06/03/2026
HONORABLE Modeste Bahati Lukwebo, LA CONSTITUTION N’EST PAS UN SYLLABUS !
Nous avons suivi votre récente sortie médiatique sur le changement de la Constitution.
Mais il faut rappeler une vérité simple : la Constitution d’un pays n’est pas un syllabus de droit qu’un professeur modifie selon son humeur ou ses calculs politiques.
La Constitution est le pacte sacré entre le peuple et la République. Elle n’appartient ni à un homme, ni à un parti, ni à une coalition.
Mais une question se pose :
Cette sortie est-elle une conviction républicaine ou un nouveau repositionnement politique ?
Car dans la politique congolaise, beaucoup ont déjà changé de discours selon la direction du vent du pouvoir.
Pendant ce temps, certains militants de l’Union pour la Démocratie et le Progrès Social (UDPS) se permettent d’insulter, de diaboliser et de menacer tous ceux qui ne soutiennent pas l’idée de modifier la Constitution.
Pire encore : l’étiquette de “Rwandais” est devenue une arme politique pour discréditer les opposants.
Une stratégie dangereuse qui vise souvent les politiciens swahiliphones, notamment ceux du Kivu.
C’est inacceptable.
On ne construit pas une nation en stigmatisant une partie de ses fils.
Rappelons aussi une chose essentielle :
le Président de la République, Félix Antoine Tshisekedi Tshilombo, a prêté serment à deux reprises sur cette Constitution.
Il a juré de la respecter et de protéger les institutions de la République.

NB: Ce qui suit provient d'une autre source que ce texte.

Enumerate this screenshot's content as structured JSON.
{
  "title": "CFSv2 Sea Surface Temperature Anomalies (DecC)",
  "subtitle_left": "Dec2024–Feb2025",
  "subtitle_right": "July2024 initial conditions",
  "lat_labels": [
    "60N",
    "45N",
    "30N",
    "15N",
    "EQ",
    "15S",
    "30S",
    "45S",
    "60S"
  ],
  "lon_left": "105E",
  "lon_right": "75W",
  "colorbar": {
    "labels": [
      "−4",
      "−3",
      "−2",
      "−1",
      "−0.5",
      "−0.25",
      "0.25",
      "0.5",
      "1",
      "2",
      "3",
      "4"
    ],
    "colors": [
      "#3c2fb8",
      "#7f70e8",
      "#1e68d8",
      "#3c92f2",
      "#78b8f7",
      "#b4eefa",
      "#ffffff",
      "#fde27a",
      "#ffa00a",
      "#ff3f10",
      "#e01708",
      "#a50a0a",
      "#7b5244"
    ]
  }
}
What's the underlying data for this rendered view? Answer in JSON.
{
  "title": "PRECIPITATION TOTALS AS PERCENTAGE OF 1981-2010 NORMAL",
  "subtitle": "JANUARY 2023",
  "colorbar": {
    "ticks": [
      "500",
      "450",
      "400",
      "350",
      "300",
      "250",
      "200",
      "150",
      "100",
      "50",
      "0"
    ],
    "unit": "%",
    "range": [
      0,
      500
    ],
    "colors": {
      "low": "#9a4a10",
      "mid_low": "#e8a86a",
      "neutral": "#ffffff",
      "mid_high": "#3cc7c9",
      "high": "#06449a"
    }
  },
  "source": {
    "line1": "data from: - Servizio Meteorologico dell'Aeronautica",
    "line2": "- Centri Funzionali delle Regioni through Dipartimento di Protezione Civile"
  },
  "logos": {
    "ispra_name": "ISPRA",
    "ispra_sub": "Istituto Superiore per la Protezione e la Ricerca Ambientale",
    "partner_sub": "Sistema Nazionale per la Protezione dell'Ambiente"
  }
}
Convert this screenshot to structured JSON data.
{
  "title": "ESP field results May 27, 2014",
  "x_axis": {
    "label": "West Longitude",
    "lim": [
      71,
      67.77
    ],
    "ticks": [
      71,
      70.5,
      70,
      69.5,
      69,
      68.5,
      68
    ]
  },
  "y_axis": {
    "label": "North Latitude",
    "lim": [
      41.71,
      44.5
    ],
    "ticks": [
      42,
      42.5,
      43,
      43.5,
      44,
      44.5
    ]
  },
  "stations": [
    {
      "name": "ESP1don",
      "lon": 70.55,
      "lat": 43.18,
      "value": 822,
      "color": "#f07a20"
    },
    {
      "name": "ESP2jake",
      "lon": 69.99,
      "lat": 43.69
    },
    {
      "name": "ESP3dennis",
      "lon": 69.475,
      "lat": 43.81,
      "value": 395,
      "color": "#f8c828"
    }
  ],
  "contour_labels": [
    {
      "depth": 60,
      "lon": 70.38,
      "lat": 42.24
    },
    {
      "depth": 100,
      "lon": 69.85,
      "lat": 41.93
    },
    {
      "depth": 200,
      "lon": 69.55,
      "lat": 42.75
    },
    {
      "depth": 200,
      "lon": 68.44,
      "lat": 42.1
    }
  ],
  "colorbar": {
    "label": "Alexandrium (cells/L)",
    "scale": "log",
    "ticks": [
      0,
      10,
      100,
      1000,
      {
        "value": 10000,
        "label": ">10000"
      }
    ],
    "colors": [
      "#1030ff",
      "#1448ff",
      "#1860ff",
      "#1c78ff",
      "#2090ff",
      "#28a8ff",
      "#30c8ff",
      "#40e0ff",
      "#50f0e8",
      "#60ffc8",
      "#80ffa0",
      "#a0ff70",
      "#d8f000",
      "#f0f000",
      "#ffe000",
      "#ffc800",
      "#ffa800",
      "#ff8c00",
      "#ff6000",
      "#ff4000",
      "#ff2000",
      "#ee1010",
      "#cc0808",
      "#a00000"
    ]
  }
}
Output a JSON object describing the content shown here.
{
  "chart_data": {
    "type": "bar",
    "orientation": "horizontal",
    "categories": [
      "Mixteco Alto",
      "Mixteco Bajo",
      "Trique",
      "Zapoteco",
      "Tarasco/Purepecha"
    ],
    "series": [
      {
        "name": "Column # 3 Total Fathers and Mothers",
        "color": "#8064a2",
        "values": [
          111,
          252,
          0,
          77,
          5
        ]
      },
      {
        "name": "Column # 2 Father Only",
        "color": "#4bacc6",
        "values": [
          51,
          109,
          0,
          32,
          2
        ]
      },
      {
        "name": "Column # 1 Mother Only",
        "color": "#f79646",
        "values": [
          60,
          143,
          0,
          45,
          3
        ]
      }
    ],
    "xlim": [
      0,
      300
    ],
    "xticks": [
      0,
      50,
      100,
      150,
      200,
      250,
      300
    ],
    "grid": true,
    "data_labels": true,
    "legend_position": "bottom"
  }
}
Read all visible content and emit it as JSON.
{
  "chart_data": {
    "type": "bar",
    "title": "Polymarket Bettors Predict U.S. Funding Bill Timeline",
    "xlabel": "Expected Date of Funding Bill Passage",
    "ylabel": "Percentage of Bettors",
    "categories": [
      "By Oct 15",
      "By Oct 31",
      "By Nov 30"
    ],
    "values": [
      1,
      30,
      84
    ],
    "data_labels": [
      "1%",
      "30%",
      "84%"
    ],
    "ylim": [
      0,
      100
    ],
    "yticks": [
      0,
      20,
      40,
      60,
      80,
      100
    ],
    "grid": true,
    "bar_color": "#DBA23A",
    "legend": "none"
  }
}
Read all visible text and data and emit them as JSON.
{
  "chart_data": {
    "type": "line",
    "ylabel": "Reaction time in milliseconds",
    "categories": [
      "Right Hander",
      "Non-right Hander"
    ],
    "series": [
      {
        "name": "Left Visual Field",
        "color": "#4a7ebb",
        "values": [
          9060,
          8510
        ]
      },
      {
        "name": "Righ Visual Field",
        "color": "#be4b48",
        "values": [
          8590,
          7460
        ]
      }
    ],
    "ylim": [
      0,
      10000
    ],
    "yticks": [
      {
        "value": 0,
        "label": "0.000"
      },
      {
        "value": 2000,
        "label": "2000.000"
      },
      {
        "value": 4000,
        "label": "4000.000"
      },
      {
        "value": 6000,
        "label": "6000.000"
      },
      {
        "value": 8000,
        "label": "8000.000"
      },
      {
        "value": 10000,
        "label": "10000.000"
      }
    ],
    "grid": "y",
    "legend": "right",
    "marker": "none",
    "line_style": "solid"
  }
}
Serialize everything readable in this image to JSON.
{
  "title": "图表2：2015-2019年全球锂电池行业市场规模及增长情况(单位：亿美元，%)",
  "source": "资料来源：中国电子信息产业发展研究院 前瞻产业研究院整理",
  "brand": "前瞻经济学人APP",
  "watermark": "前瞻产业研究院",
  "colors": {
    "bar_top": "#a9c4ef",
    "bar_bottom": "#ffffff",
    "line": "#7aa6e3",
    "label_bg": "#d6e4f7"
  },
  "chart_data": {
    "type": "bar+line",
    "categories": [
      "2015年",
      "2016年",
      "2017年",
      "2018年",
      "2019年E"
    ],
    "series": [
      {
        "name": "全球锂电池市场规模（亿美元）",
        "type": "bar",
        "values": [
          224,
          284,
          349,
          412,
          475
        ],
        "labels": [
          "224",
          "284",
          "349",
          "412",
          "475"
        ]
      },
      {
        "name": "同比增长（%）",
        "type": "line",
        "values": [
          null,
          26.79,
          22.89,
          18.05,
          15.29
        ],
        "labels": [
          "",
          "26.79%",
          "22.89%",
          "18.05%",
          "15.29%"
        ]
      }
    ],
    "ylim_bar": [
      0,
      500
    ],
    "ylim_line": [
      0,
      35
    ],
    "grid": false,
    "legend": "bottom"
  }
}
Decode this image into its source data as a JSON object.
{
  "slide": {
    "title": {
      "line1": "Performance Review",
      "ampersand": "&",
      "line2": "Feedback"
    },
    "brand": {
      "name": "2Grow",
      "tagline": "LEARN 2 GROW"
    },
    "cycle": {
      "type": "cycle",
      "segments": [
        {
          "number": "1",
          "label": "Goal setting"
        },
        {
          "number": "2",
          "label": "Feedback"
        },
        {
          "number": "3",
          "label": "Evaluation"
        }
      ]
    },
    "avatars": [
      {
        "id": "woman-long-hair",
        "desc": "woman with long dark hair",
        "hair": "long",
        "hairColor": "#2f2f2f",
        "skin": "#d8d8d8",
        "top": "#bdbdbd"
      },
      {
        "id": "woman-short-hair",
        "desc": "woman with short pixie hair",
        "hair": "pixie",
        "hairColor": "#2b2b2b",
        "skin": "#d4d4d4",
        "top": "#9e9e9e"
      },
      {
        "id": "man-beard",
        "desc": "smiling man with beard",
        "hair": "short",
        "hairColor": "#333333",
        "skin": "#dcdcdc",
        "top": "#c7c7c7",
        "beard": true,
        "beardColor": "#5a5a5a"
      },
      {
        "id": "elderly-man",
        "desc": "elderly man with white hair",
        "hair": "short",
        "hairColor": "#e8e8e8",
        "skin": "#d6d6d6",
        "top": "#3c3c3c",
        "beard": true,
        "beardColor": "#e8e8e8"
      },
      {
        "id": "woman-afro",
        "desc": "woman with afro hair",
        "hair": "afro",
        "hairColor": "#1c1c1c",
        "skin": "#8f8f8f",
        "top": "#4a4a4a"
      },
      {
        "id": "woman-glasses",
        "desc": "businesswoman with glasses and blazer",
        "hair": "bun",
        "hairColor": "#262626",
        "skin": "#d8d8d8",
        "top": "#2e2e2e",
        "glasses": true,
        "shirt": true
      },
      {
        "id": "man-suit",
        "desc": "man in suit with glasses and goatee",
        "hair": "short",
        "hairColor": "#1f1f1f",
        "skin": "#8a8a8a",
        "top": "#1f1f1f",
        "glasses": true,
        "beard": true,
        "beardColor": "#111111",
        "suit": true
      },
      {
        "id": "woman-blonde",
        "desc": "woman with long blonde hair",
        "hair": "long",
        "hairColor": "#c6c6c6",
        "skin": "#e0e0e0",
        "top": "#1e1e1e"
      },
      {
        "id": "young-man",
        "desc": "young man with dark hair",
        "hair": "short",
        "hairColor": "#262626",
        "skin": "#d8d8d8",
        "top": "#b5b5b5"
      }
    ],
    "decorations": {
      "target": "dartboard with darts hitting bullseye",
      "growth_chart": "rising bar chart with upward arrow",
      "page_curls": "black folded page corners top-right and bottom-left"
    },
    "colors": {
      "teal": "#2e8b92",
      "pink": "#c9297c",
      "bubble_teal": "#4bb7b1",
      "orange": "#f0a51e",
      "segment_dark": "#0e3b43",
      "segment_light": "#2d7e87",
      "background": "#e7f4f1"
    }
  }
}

Alors une question simple se pose aujourd’hui :
👉Pourquoi vouloir changer les règles du jeu en pleine partie ?
Votre parti, l’Alliance des Forces Démocratiques du Congo et Alliés (AFDC), fait partie de l’Union sacrée de la nation.
Et aujourd’hui, les désaccords internes sur la Constitution exposent au grand jour les fractures profondes de cette coalition.
La démocratie ne signifie pas applaudir aveuglément le pouvoir.
La démocratie signifie dire la vérité, même quand elle dérange.
La Constitution n’est pas un jouet politique.